En fait, la Fed peut mettre jusqu’à 2 000 G$ US à la disposition des banques dans son programme de prêts d’urgence, selon un rapport de JP Morgan Chase & Co. Ce total correspond à la valeur totales des obligations détenues par les banques commericales américaines, à l’exception des cinq plus grosses, rapporte Bloomberg.
La banque centrale espère sûrement ne pas avoir à atteindre cette marque, mais l’engagement tacite vise à rassurer les déposants et les investisseurs et surtout à calmer la crise de liquidités qui étrangle les banques.

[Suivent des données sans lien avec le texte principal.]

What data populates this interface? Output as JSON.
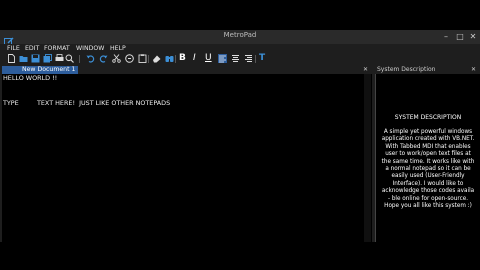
{
  "window": {
    "title": "MetroPad",
    "minimize": "–",
    "maximize": "□",
    "close": "✕"
  },
  "menu": [
    "FILE",
    "EDIT",
    "FORMAT",
    "WINDOW",
    "HELP"
  ],
  "toolbar": {
    "icons": [
      "new-file-icon",
      "open-file-icon",
      "save-icon",
      "save-all-icon",
      "print-icon",
      "print-preview-icon",
      "undo-icon",
      "redo-icon",
      "cut-icon",
      "copy-icon",
      "paste-icon",
      "eraser-icon",
      "find-icon",
      "bold-icon",
      "italic-icon",
      "underline-icon",
      "align-left-icon",
      "align-center-icon",
      "align-right-icon",
      "text-icon"
    ],
    "bold": "B",
    "italic": "I",
    "underline": "U",
    "text": "T"
  },
  "tabs": {
    "document": "New Document 1",
    "close": "✕"
  },
  "editor": {
    "lines": [
      "HELLO WORLD !!",
      "TYPE         TEXT HERE!  JUST LIKE OTHER NOTEPADS"
    ]
  },
  "description_pane": {
    "header": "System Description",
    "close": "✕",
    "title": "SYSTEM DESCRIPTION",
    "body": "A simple yet powerful windows application created with VB.NET. With Tabbed MDI that enables user to work/open text files at the same time. It works like with a normal notepad so it can be easily used (User-Friendly Interface). I would like to acknowledge those codes availa - ble online for open-source. Hope you all like this system :)"
  },
  "colors": {
    "accent": "#2d5d9c",
    "chrome": "#1e1e1e",
    "editor_bg": "#000000",
    "toolbar_icon": "#3c8fd6"
  }
}
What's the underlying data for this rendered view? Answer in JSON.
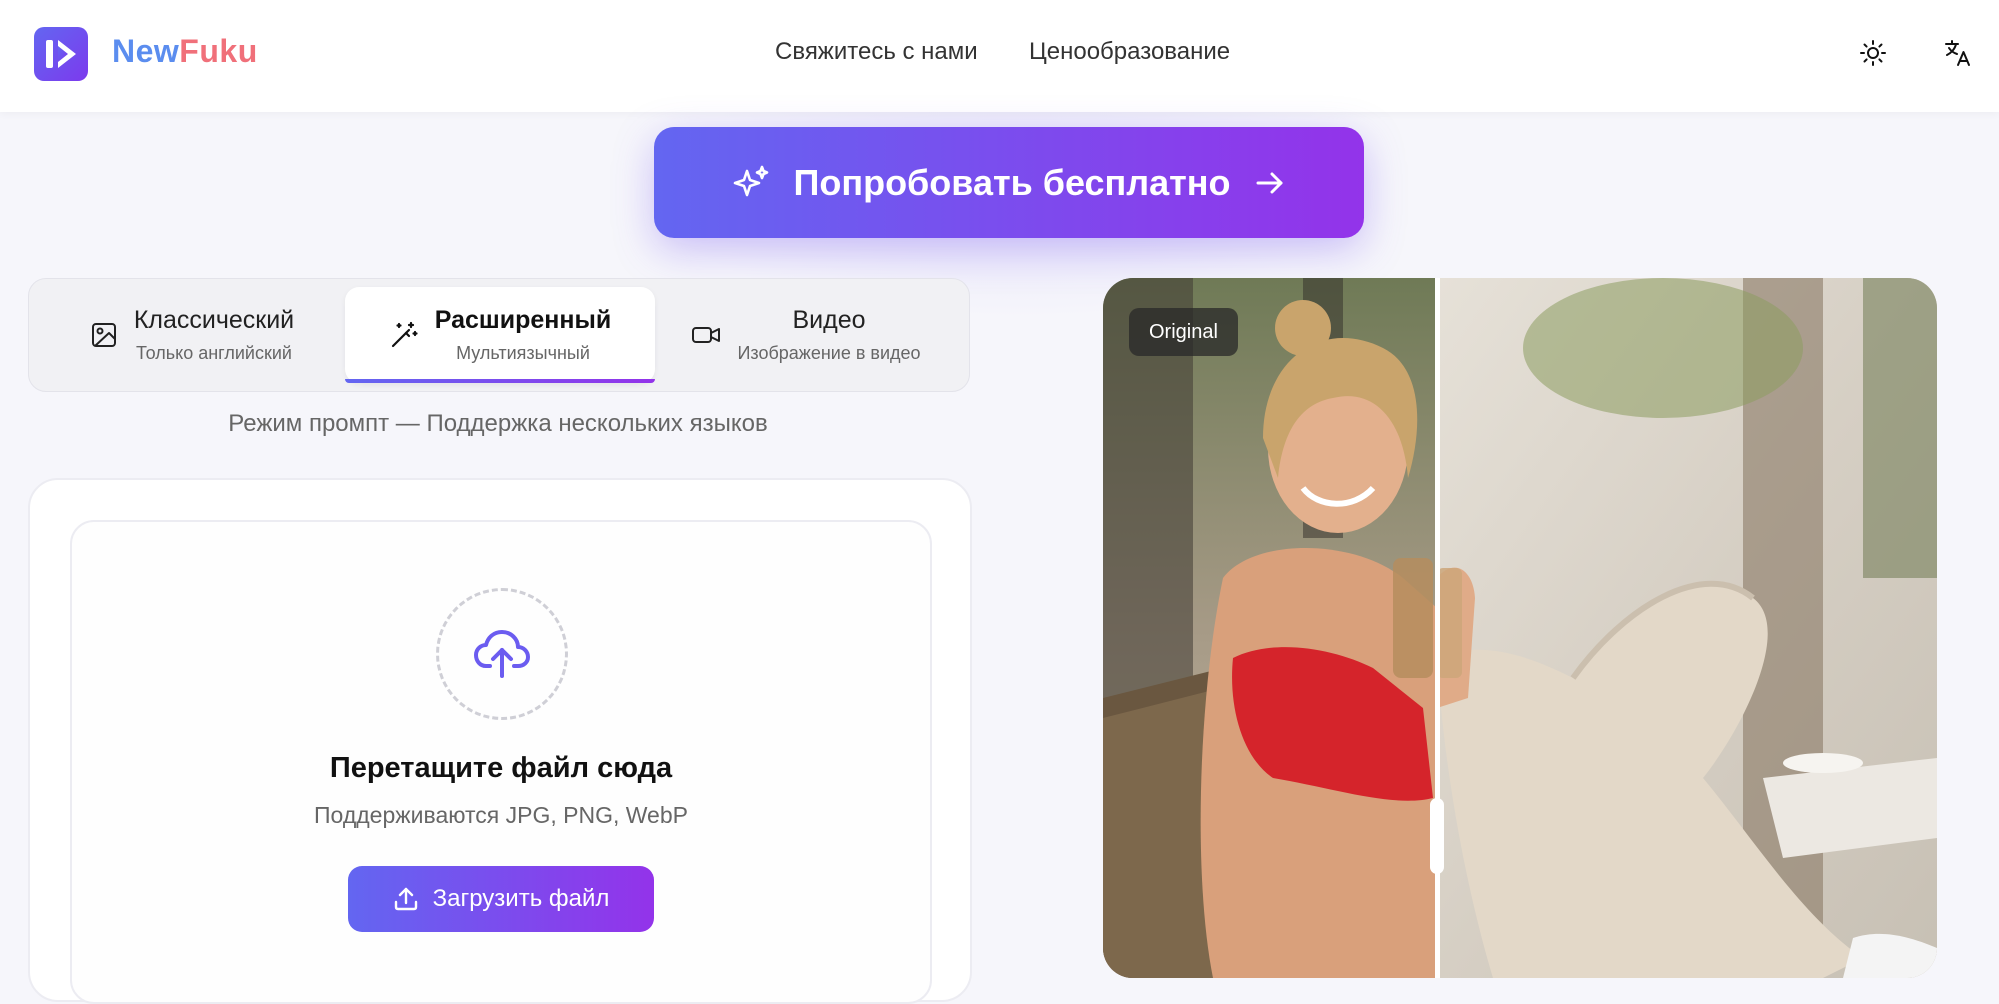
{
  "header": {
    "brand_part1": "New",
    "brand_part2": "Fuku",
    "nav": [
      "Свяжитесь с нами",
      "Ценообразование"
    ],
    "icons": [
      "sun-icon",
      "translate-icon"
    ]
  },
  "cta": {
    "label": "Попробовать бесплатно"
  },
  "tabs": [
    {
      "title": "Классический",
      "subtitle": "Только английский",
      "icon": "image-icon",
      "active": false
    },
    {
      "title": "Расширенный",
      "subtitle": "Мультиязычный",
      "icon": "magic-wand-icon",
      "active": true
    },
    {
      "title": "Видео",
      "subtitle": "Изображение в видео",
      "icon": "video-camera-icon",
      "active": false
    }
  ],
  "mode_text": "Режим промпт — Поддержка нескольких языков",
  "upload": {
    "title": "Перетащите файл сюда",
    "subtitle": "Поддерживаются JPG, PNG, WebP",
    "button_label": "Загрузить файл"
  },
  "compare": {
    "badge": "Original"
  },
  "colors": {
    "accent_start": "#6366f1",
    "accent_end": "#9333ea",
    "brand_blue": "#5b8def",
    "brand_red": "#f0707a"
  }
}
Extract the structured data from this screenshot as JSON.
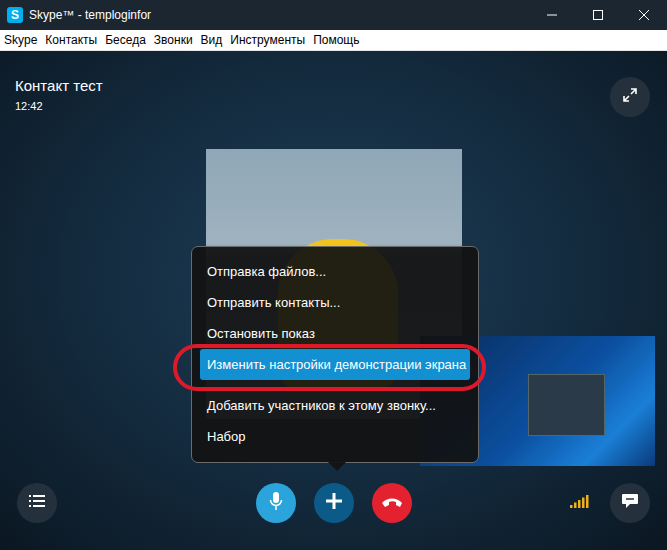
{
  "window": {
    "title": "Skype™ - temploginfor",
    "icon": "S"
  },
  "menu_bar": [
    "Skype",
    "Контакты",
    "Беседа",
    "Звонки",
    "Вид",
    "Инструменты",
    "Помощь"
  ],
  "call": {
    "contact": "Контакт тест",
    "time": "12:42"
  },
  "context_menu": {
    "items": [
      {
        "label": "Отправка файлов...",
        "selected": false
      },
      {
        "label": "Отправить контакты...",
        "selected": false
      },
      {
        "label": "Остановить показ",
        "selected": false
      },
      {
        "label": "Изменить настройки демонстрации экрана",
        "selected": true
      },
      {
        "label": "Добавить участников к этому звонку...",
        "selected": false
      },
      {
        "label": "Набор",
        "selected": false
      }
    ]
  },
  "signal": {
    "level": 1
  }
}
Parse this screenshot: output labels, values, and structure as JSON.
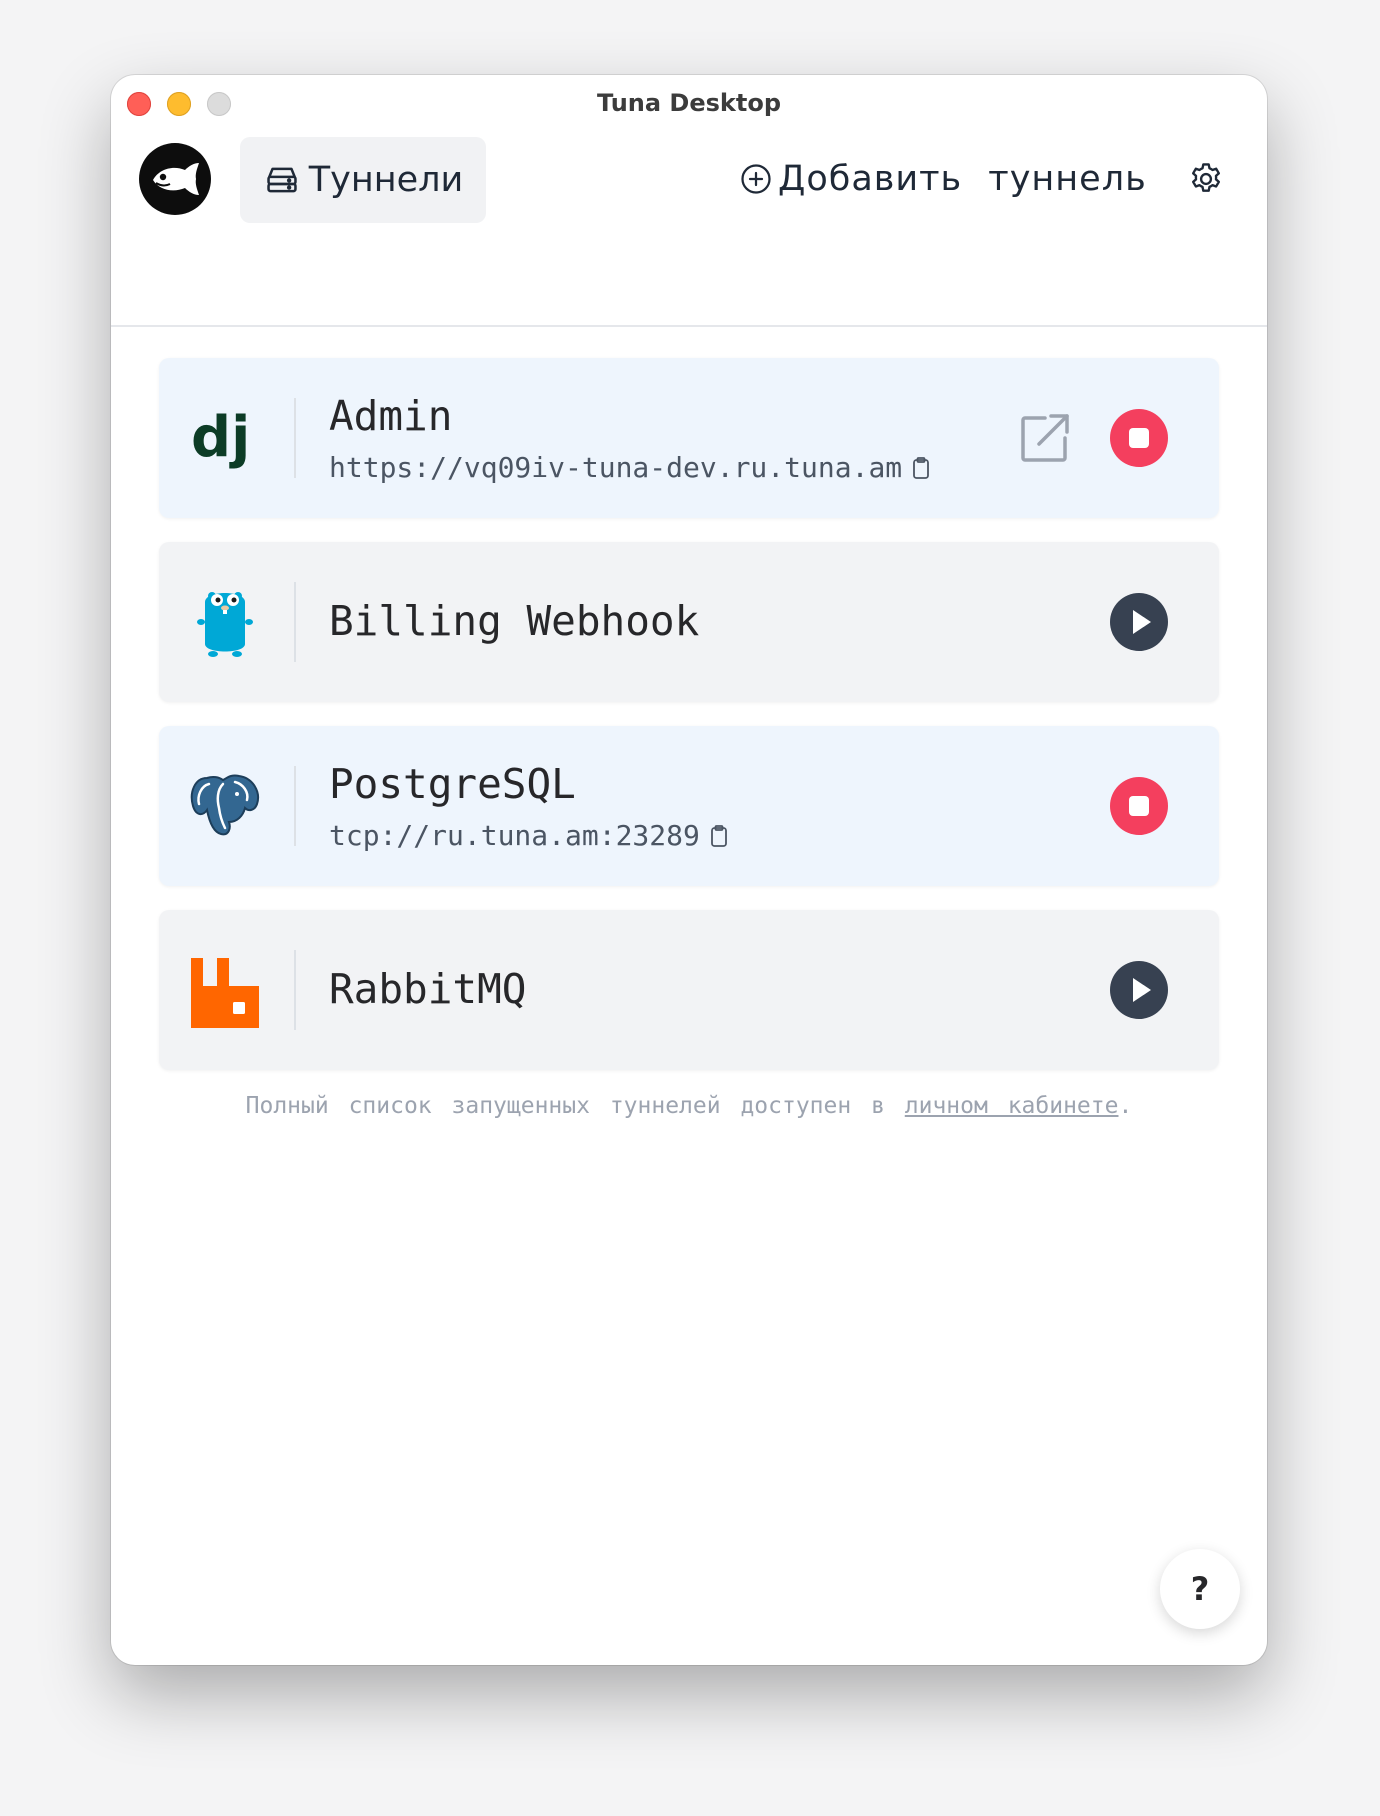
{
  "window": {
    "title": "Tuna Desktop"
  },
  "toolbar": {
    "tunnels_tab": "Туннели",
    "add_tunnel": "Добавить туннель"
  },
  "colors": {
    "running_bg": "#eef5fd",
    "stopped_bg": "#f2f3f5",
    "stop_button": "#f43f5e",
    "play_button": "#374151"
  },
  "tunnels": [
    {
      "name": "Admin",
      "url": "https://vq09iv-tuna-dev.ru.tuna.am",
      "status": "running",
      "icon": "django-icon",
      "has_open_link": true
    },
    {
      "name": "Billing Webhook",
      "url": "",
      "status": "stopped",
      "icon": "go-gopher-icon",
      "has_open_link": false
    },
    {
      "name": "PostgreSQL",
      "url": "tcp://ru.tuna.am:23289",
      "status": "running",
      "icon": "postgresql-icon",
      "has_open_link": false
    },
    {
      "name": "RabbitMQ",
      "url": "",
      "status": "stopped",
      "icon": "rabbitmq-icon",
      "has_open_link": false
    }
  ],
  "footer": {
    "note_prefix": "Полный список запущенных туннелей доступен в ",
    "note_link": "личном кабинете",
    "note_suffix": "."
  },
  "help_button": "?"
}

Les vétérans de l’industrie se demandaient depuis des mois quand le resserrement monétaire record de la Fed causerait un ‘accident financier’. Ironiquement, il est survenu à l’anniversaire de la campagne de huit hausses du taux directeur américain à 4,75%, corroborant ainsi qu’il faut compter au moins douze mois avant que le retrait des liquidités par la banque centrale ne se fasse pleinement sentir.
Heureusement, la réaction rapide de la Federal Deposit Insurance Corporation (FDIC) et du Trésor américain à l’insolvabilité de la Silicon Valley Bank amoindrit un peu la crise, pour l’instant, tout comme les prêts de 54 milliards de dollars américains offerts à Credit Suisse par la banque centrale suisse afin d’éviter une crise de confiance dans cette institution problématique, mais ‘d’importance systémique’ en Europe.
Aucune institution ne peut résister à une crise de confiance, encore moins à un mouvement de panique qui voit 42 milliards de dollars américains de dépôts fuir en une seule journée, comme l’a vécu Silicon Valley Bank.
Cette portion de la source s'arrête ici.